Host genome subtraction is mandatory. Users can select the host species from the pull-down menu.
"Precise non-virus filter" is a little complecated filter. If this filter were checked, VirusTAP performs a simple assembly using IDBA program, and performs megablast and RAPSearch homology search of the contigs against virus nucleotide and protein sequences , respectively. If a contig does not show any homology to any virus sequence, it will be regarded as non-virus contig, and those reads that are mapped to it will be discarded. This assembly-and-homology-search process will be repeated up to 5 times to remove as much non-virus reads as possible.

De novo assembly

Two methods are currently available: idba-price-method and PlPr-method.
Both methods performs simple assembly to generate seed contigs using IDBA or Platanus assembler, respectively. The seed contigs will further be assembled by using PriceTI program. This program attempts to extend the edges and concatenate the contigs.

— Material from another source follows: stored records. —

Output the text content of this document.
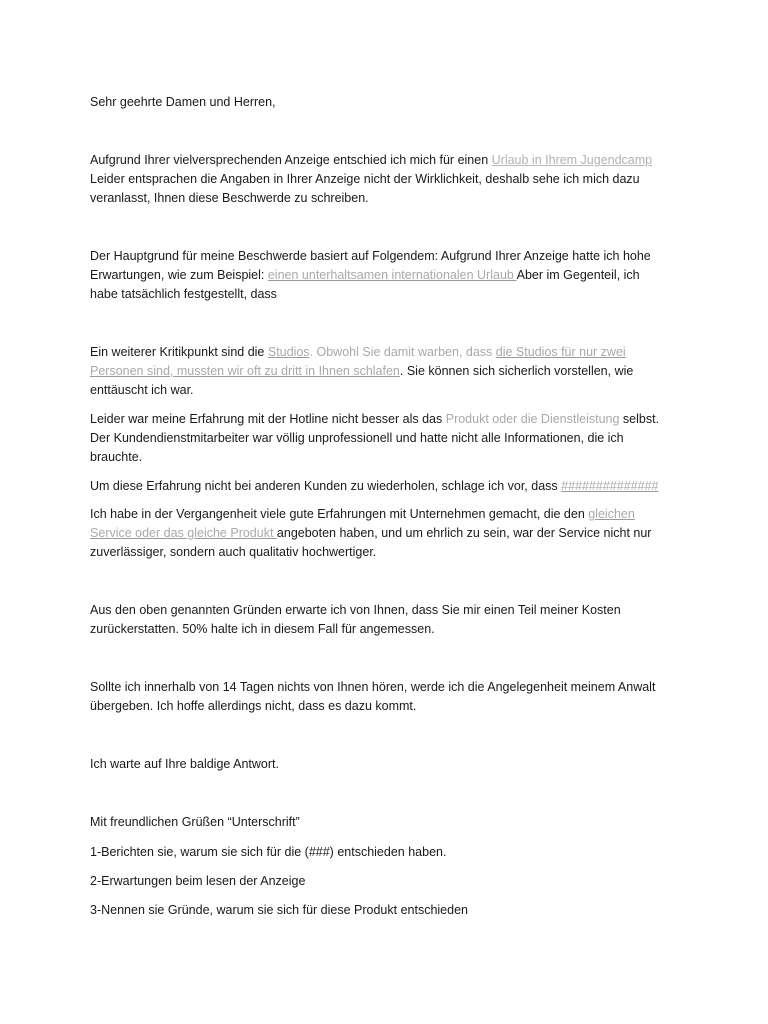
Sehr geehrte Damen und Herren,
Aufgrund Ihrer vielversprechenden Anzeige entschied ich mich für einen Urlaub in Ihrem Jugendcamp
Leider entsprachen die Angaben in Ihrer Anzeige nicht der Wirklichkeit, deshalb sehe ich mich dazu
veranlasst, Ihnen diese Beschwerde zu schreiben.
Der Hauptgrund für meine Beschwerde basiert auf Folgendem: Aufgrund Ihrer Anzeige hatte ich hohe
Erwartungen, wie zum Beispiel: einen unterhaltsamen internationalen Urlaub Aber im Gegenteil, ich
habe tatsächlich festgestellt, dass
Ein weiterer Kritikpunkt sind die Studios. Obwohl Sie damit warben, dass die Studios für nur zwei
Personen sind, mussten wir oft zu dritt in Ihnen schlafen. Sie können sich sicherlich vorstellen, wie
enttäuscht ich war.
Leider war meine Erfahrung mit der Hotline nicht besser als das Produkt oder die Dienstleistung selbst.
Der Kundendienstmitarbeiter war völlig unprofessionell und hatte nicht alle Informationen, die ich
brauchte.
Um diese Erfahrung nicht bei anderen Kunden zu wiederholen, schlage ich vor, dass ##############
Ich habe in der Vergangenheit viele gute Erfahrungen mit Unternehmen gemacht, die den gleichen
Service oder das gleiche Produkt angeboten haben, und um ehrlich zu sein, war der Service nicht nur
zuverlässiger, sondern auch qualitativ hochwertiger.
Aus den oben genannten Gründen erwarte ich von Ihnen, dass Sie mir einen Teil meiner Kosten
zurückerstatten. 50% halte ich in diesem Fall für angemessen.
Sollte ich innerhalb von 14 Tagen nichts von Ihnen hören, werde ich die Angelegenheit meinem Anwalt
übergeben. Ich hoffe allerdings nicht, dass es dazu kommt.
Ich warte auf Ihre baldige Antwort.
Mit freundlichen Grüßen “Unterschrift”
1-Berichten sie, warum sie sich für die (###) entschieden haben.
2-Erwartungen beim lesen der Anzeige
3-Nennen sie Gründe, warum sie sich für diese Produkt entschieden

Homology search / read mapping

Megablast homology search of the assembled contigs will be performed against NCBI NT database. Parameters for the megablast can be tweaked. The trimmed reads will also be mapped back to the assembled contigs.

Retrieveing result

Accessing the result

VirusTAP will send an e-mail when the analysis finished. Users can access to the result by clicking the url in the mail or the history menu shown below. Users can also access to the result by filling the "Run ID" box.
VirusTAP remembers the analysis for one week.

Downloading the result

All the results including read mapping result can be downloaded by clicking the icon shown below.

Registration

To register a new account, click the "register account" link.

Click "Check" button after filling the user ID and e-mail address.

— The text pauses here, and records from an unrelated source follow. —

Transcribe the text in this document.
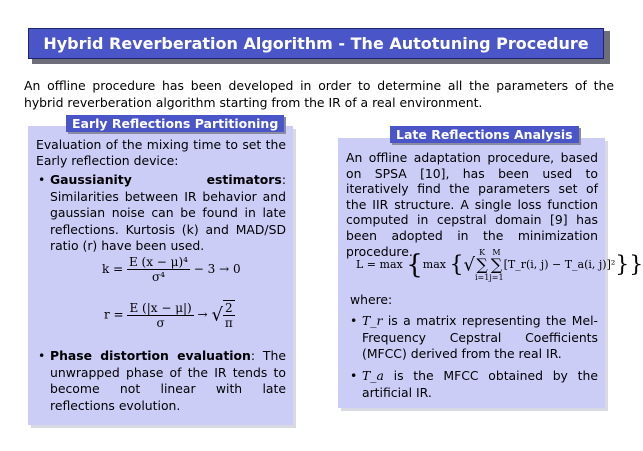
Hybrid Reverberation Algorithm - The Autotuning Procedure
An offline procedure has been developed in order to determine all the parameters of the hybrid reverberation algorithm starting from the IR of a real environment.
Early Reflections Partitioning
Evaluation of the mixing time to set the Early reflection device:
• Gaussianity estimators: Similarities between IR behavior and gaussian noise can be found in late reflections. Kurtosis (k) and MAD/SD ratio (r) have been used.
$k = \frac{\text{E (x − μ)⁴}}{\text{σ⁴}} - 3 \to 0$
$r = \frac{E (|x - \mu|)}{\sigma}$ → √ $\frac{2}{\pi}$
• Phase distortion evaluation: The unwrapped phase of the IR tends to become not linear with late reflections evolution.
Late Reflections Analysis
An offline adaptation procedure, based on SPSA [10], has been used to iteratively find the parameters set of the IIR structure. A single loss function computed in cepstral domain [9] has been adopted in the minimization procedure.
L = max {max {√K
∑
i=1M
∑
j=1[T_r(i, j) − T_a(i, j)]²}}
where:
• T_r is a matrix representing the Mel-Frequency Cepstral Coefficients (MFCC) derived from the real IR.
• T_a is the MFCC obtained by the artificial IR.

When the registration success, messages like below will be shown.

And, a confirmation mail that contains the password and the link to activate the account and will be send to the registered mail address. Follow the link and activate the account.

Please be sure that the password will be send in this mail and will NOT be send any more.


If the requested user ID have already being in use messages like below will be shown. In this case, go back and try another ID.

Flow of analysis

  1. Data uploading.
  2. Quality trimming and adapter removal.
  3. Subtraction of rRNA, Bacteria genomes, and host genome.
  4. Removal of duplicated reads using fastuniq program. Ref
  5. Removal of non-virus reads.

    De novo assembly: IDBA-UD
    Homology searches: megablast: 1e-10, RAPSearch2: 1e-20. against in house virus sequence database*.
    * Sequences originated from viruses are extracted from nt, nr and refseq_genome database. Origin of the sequences are consulted by taxonomy database (ftp://ftp.ncbi.nih.gov/pub/taxonomy).
  6. De novo assembly.
  7. Homology search / read mapping.